CroSearch-R1: Better Leveraging Cross-lingual Knowledge for Retrieval-Augmented Generation

arXiv cs.CL / 4/29/2026

📰 NewsIdeas & Deep AnalysisTools & Practical UsageModels & Research

Key Points

  • The paper argues that multilingual corpora can improve Retrieval-Augmented Generation (RAG) by correcting and supplementing facts, but naive cross-language context concatenation may hurt effectiveness.
  • It proposes CroSearch-R1, a search-augmented reinforcement learning framework that integrates multilingual knowledge into the GRPO process rather than simply appending knowledge snippets.
  • CroSearch-R1 uses a multi-turn retrieval strategy with cross-lingual knowledge integration to align evidence from different languages into a unified representation space.
  • It also introduces a multilingual rollout mechanism aimed at improving reasoning transferability across languages, and reports experimental gains on multilingual RAG effectiveness.

Abstract

A multilingual collection may contain useful knowledge in other languages to supplement and correct the facts in the original language for Retrieval-Augmented Generation (RAG).

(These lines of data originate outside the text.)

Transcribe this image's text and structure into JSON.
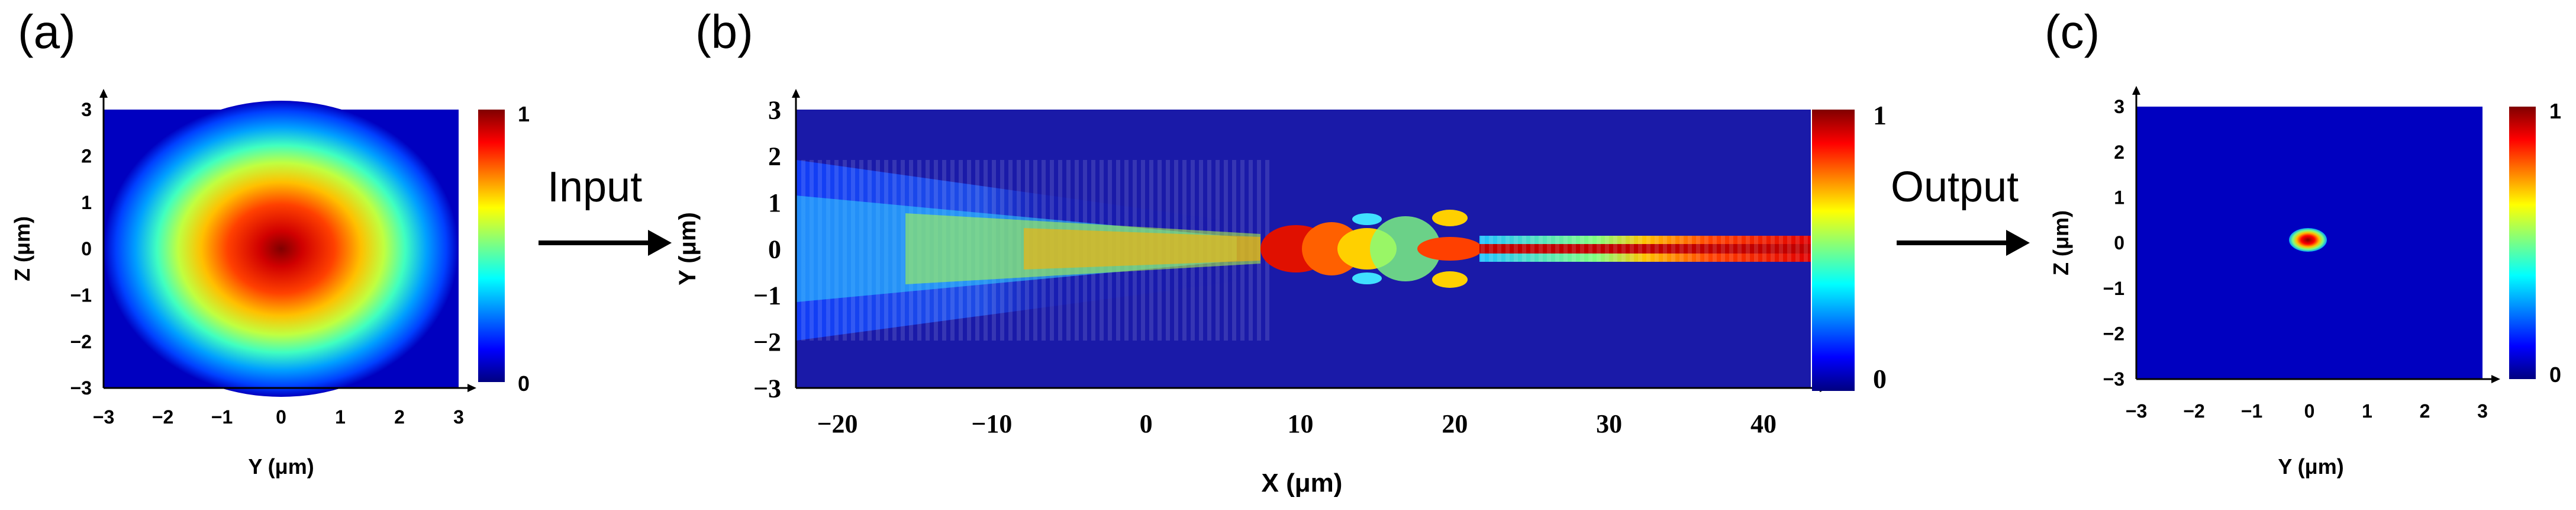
{
  "panels": {
    "a": {
      "label": "(a)",
      "xlabel": "Y (μm)",
      "ylabel": "Z (μm)",
      "xticks": [
        "−3",
        "−2",
        "−1",
        "0",
        "1",
        "2",
        "3"
      ],
      "yticks": [
        "3",
        "2",
        "1",
        "0",
        "−1",
        "−2",
        "−3"
      ],
      "colorbar": {
        "max": "1",
        "min": "0"
      }
    },
    "b": {
      "label": "(b)",
      "xlabel": "X (μm)",
      "ylabel": "Y (μm)",
      "xticks": [
        "−20",
        "−10",
        "0",
        "10",
        "20",
        "30",
        "40"
      ],
      "yticks": [
        "3",
        "2",
        "1",
        "0",
        "−1",
        "−2",
        "−3"
      ],
      "colorbar": {
        "max": "1",
        "min": "0"
      }
    },
    "c": {
      "label": "(c)",
      "xlabel": "Y (μm)",
      "ylabel": "Z (μm)",
      "xticks": [
        "−3",
        "−2",
        "−1",
        "0",
        "1",
        "2",
        "3"
      ],
      "yticks": [
        "3",
        "2",
        "1",
        "0",
        "−1",
        "−2",
        "−3"
      ],
      "colorbar": {
        "max": "1",
        "min": "0"
      }
    }
  },
  "flow": {
    "input_label": "Input",
    "output_label": "Output"
  },
  "colors": {
    "field_background": "#1a1aa8",
    "colormap": "jet"
  }
}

However, the vanilla approach that simply concatenates multiple pieces of knowledge from different languages into the context may fail to improve effectiveness due to the potential disparities across languages. To better leverage multilingual knowledge, we propose CroSearch-R1, a search-augmented reinforcement learning framework to integrate multilingual knowledge into the Group Relative Policy Optimization (GRPO) process. In particular, the approach adopts a multi-turn retrieval strategy with cross-lingual knowledge integration to dynamically align the knowledge from other languages as supplementary evidence into a unified representation space. Furthermore, we introduce a multilingual rollout mechanism to optimize reasoning transferability across languages. Experimental results demonstrate that our framework effectively leverages cross-lingual complementarity and improves the effectiveness of RAG with multilingual collections.